Synthesis and cytotoxicity evaluation of supported ionic liquids for the purification of p53-minicircle DNA biopharmaceuticals

Abstract

In an aging society, cancer is the second cause of death worldwide with projections of 28.4 million new cases by the year of 2040. Nucleic acids-based biopharmaceuticals, among which the nonviral vector minicicle DNA (mcDNA), are emerging as groundbreaking therapeutic agents for cancer, primarily because of their enhanced therapeutic efficacy, specificity, and reduced occurrence of side effects. [1] Current mcDNA downstream processing methodologies are not as efficient as required, mostly due to the complexity of the biological medium in which mcDNA is produced. To overcome this limitation, innovative materials for the isolation of p53-mcDNA were prepared by covalent attachment of ionic liquids in a solid support (SILs, supported ionic liquid) were prepared, and their potential cytotoxicity was evaluated towards two human cell lines (Caco2 and HepG2).
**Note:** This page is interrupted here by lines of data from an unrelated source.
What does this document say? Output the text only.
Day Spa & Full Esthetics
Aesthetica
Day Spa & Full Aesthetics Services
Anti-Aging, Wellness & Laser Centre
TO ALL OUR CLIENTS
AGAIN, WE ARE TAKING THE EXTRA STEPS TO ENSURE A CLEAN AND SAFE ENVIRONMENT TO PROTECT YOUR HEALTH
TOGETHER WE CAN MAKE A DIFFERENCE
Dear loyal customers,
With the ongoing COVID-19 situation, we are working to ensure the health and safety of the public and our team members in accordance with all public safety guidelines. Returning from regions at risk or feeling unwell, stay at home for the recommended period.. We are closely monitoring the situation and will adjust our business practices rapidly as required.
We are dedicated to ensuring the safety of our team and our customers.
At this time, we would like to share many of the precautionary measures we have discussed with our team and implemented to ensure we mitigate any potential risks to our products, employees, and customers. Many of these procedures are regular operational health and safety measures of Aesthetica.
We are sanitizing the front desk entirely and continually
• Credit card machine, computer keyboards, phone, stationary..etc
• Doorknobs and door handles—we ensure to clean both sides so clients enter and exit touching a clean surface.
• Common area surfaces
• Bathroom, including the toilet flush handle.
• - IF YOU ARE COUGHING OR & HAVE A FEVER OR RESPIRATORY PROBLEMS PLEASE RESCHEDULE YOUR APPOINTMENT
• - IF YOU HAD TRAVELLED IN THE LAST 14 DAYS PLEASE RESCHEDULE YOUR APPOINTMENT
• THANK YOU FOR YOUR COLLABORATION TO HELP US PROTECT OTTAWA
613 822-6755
SILs materials were prepared by the immobilization of different imidazolium- and ammonium-based ILs in spherical silica and characterized using elemental analysis, zeta potential and NMR. The studied materials exhibit low cytotoxic potential with a decrease in cell viability lower than 10% for Caco-2 and 30% for HepG2, respectively. These promising results open the possibility of supported ionic liquids for the purification of p53-minicircle DNA biopharmaceuticals with application in oncology, currently under investigation.